Re: The preprint is the postprint

From: Stevan Harnad <harnad_at_coglit.ecs.soton.ac.uk>
Date: Sat, 2 Dec 2000 13:08:56 +0000

Greg Kuperberg, a comrade-at-arms insofar as freeing the the research
literature through self-archiving is concerned, continues to
misinterpret (profoundly) the causal role of peer review, and even its
timing, in this undertaking. It is important to sort this out, as
these misunderstandings can only slow our already overdue passage to
the optimal and inevitable:

On Fri, 1 Dec 2000, Greg Kuperberg wrote:

> On Fri, Dec 01, 2000 at 06:24:48PM +0000, Stevan Harnad wrote:
> sh> I. The empirical evidence against the thesis that
> sh> "preprint = postprint"
> >
> sh> Since the advent of public online self-archiving of research over a
> sh> decade ago, there has been NO SIGN WHATSOEVER of any change in
> sh> researchers' standard practise of continuing to submit all their
> sh> preprints to refereed journals (or refereed conference proceedings)
> sh> for peer review and publication. Self-archiving, as I have pointed
> sh> out many times, is a SUPPLEMENT TO, not a SUBSTITUTE FOR
> sh> peer-reviewed publication. For example, virtually every one of the
> sh> 130,000 papers in the Physics Archive eventually appears in a
> sh> refereed journal, and this has been true from the very first days
> sh> of the archive onward: The preprint appears first, and then (within
> sh> about 8-12 months) either the postprint is archived too, or the
> sh> preprint is updated to include the reference...
>
> I would not say "virtually every" but I agree that the great majority
> of papers in the arXiv system (counting physics and math) are eventually
> published in the traditional sense.

Not all submitted papers are eventually accepted by some journal, but
most are, across disciplines .

    Harnad, S. (1986) Policing the Paper Chase. (Review of S. Lock, A
    difficult balance: Peer review in biomedical publication.) Nature
    322: 24 - 5.

The number of papers that are not submitted for refereeing to any
journal at all is even smaller.

I agree that exact data on these figures would be preferable, but
"great majority" is good enough for now; in particular, it is enough to
refute the inferences and conclusions Greg is drawing from the
self-archiving data to date.

> And I also agree that the arXiv
> is intended to supplement peer review. But this is in no way evidence
> against the thesis that preprint equals postprint; rather it is evidence
> in favor.

I cannot follow this reasoning at all -- except if I accept Greg's
apparent assumptions (not backed up by any objective evidence at all)
that:

        (1) There is little substantive difference between preprint and
        postprint.
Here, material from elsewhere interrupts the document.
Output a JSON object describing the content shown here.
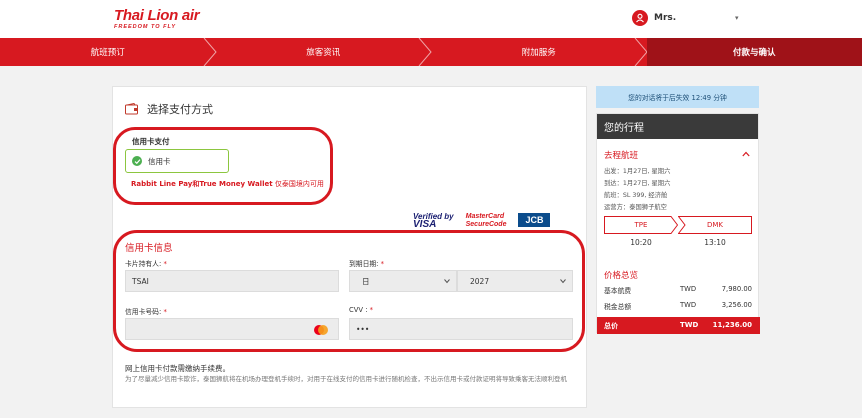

I.e., refereeing makes ("virtually"?) no
        direct difference at all: Where are the data to support this
        contention?

    and

    (2) The "invisible hand" -- i.e., the fact that (the "vast majority"
    of) today's preprints are written with the foreknowledge that they
    will have have to be answerable to formal peer review, which is in
    turn implemented by and answerable to a qualified editor, choosing
    qualified referees, etc. -- makes no indirect difference either.
    I.e., there would be no difference between the quality and
    navigability of the preprints in the present,
    answerable-to-peer-review system, and the "p-prints" in a
    hypothetical future, unfiltered system in which they are not
    answerable-to-peer-review at all -- only perhaps (some of them? all
    of them?) to ad-lib, ad-hoc, self-appointed (peer?) post-commentary
    (if any should eventually materialize for any given
    "p-print"): Where are the data to support this contention?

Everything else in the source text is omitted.